As a translation exercise, these poems present a fascinating challenge. For they not only turn postal addresses into poems, Mallarmé also built in-jokes into them about the nature of his friendship with the people he was addressing. Further evidence of this surfaced at our last event, when I presented material from the case study to the network:
MS Whistler 206 01 – (c) University of Glasgow
Rue, as-tu peur ! de Sèvres onze
Subtil logis où rappliqua
Satan tout haut traité de gonze
Par Huysmans qu’il nomme J.K.
You’ll find a manuscript version of this quatrain addressed to the Decadent novelist, J.K. Huysmans online here. As part of our digital edition of Mallarmé’s poem, we’ve supplied the following plain prose translation:
11 Rue de Sèvres (are you scared!), a sneaky lodging where Huysmans hosts in public his old pal Satan, who calls him J.K.

J.K. Huysmans
At our London event, we were lucky enough to have Brendan King as a participant in our roundtable discussion of publishing Decadence in Translation today. As well as publishing translations of Huysmans’ novels with Dedalus books, Brendan has also overseen the publication of an updated version of Robert Baldick’s classic biography of Huysmans too.

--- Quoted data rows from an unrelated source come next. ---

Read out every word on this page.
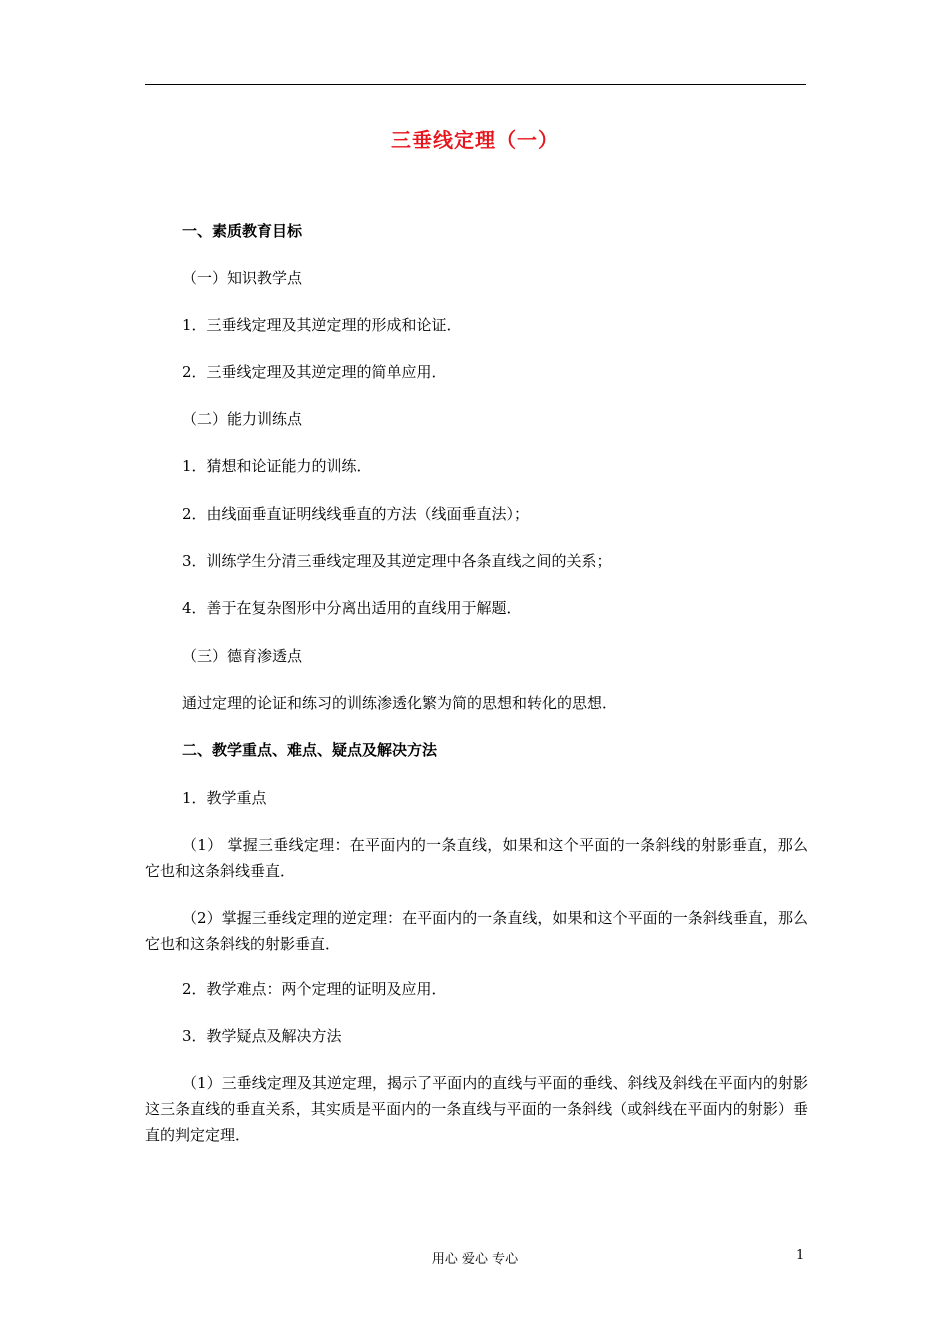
三垂线定理（一）

一、素质教育目标

（一）知识教学点

1．三垂线定理及其逆定理的形成和论证．

2．三垂线定理及其逆定理的简单应用．

（二）能力训练点

1．猜想和论证能力的训练．

2．由线面垂直证明线线垂直的方法（线面垂直法）；

3．训练学生分清三垂线定理及其逆定理中各条直线之间的关系；

4．善于在复杂图形中分离出适用的直线用于解题．

（三）德育渗透点

通过定理的论证和练习的训练渗透化繁为简的思想和转化的思想．

二、教学重点、难点、疑点及解决方法

1．教学重点

（1） 掌握三垂线定理：在平面内的一条直线，如果和这个平面的一条斜线的射影垂直，那么它也和这条斜线垂直．

（2）掌握三垂线定理的逆定理：在平面内的一条直线，如果和这个平面的一条斜线垂直，那么它也和这条斜线的射影垂直．

2．教学难点：两个定理的证明及应用．

3．教学疑点及解决方法

（1）三垂线定理及其逆定理，揭示了平面内的直线与平面的垂线、斜线及斜线在平面内的射影这三条直线的垂直关系，其实质是平面内的一条直线与平面的一条斜线（或斜线在平面内的射影）垂直的判定定理．

用心 爱心 专心	1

So Brendan was very excited to see this particular quatrain – he drew our attention to the fact that Mallarmé’s rhyme of ‘rappliqua’ and ‘J.K.’ (pronounced ‘Gee-kah’) reflects a very specific privilege. As Myriam Harry records in Trois ombres(1932), only intimate friends got to call Huysmans ‘jika’, or Jay Kay, as it would be in English. Mallarmé’s choice rhyme builds his friendship with Huysmans into the very form of the poem.
Is such friendship translatable? In our case study, we’re hoping that you – our readers online from across Europe and the rest of the world – will rise to the challenge of finding ways and forms to translate these peculiar and challenging poems. We’ve posted digital scans of the manuscripts of seven quatrains with basic transcriptions and translations, along with some notes to provide background information. And now we’re asking you to post versions of these quatrains – in whatever form or language they catch your imagination – using the comment facility (‘Leave a reply’) on our site. You’ll see that one or two network members have already given it a go.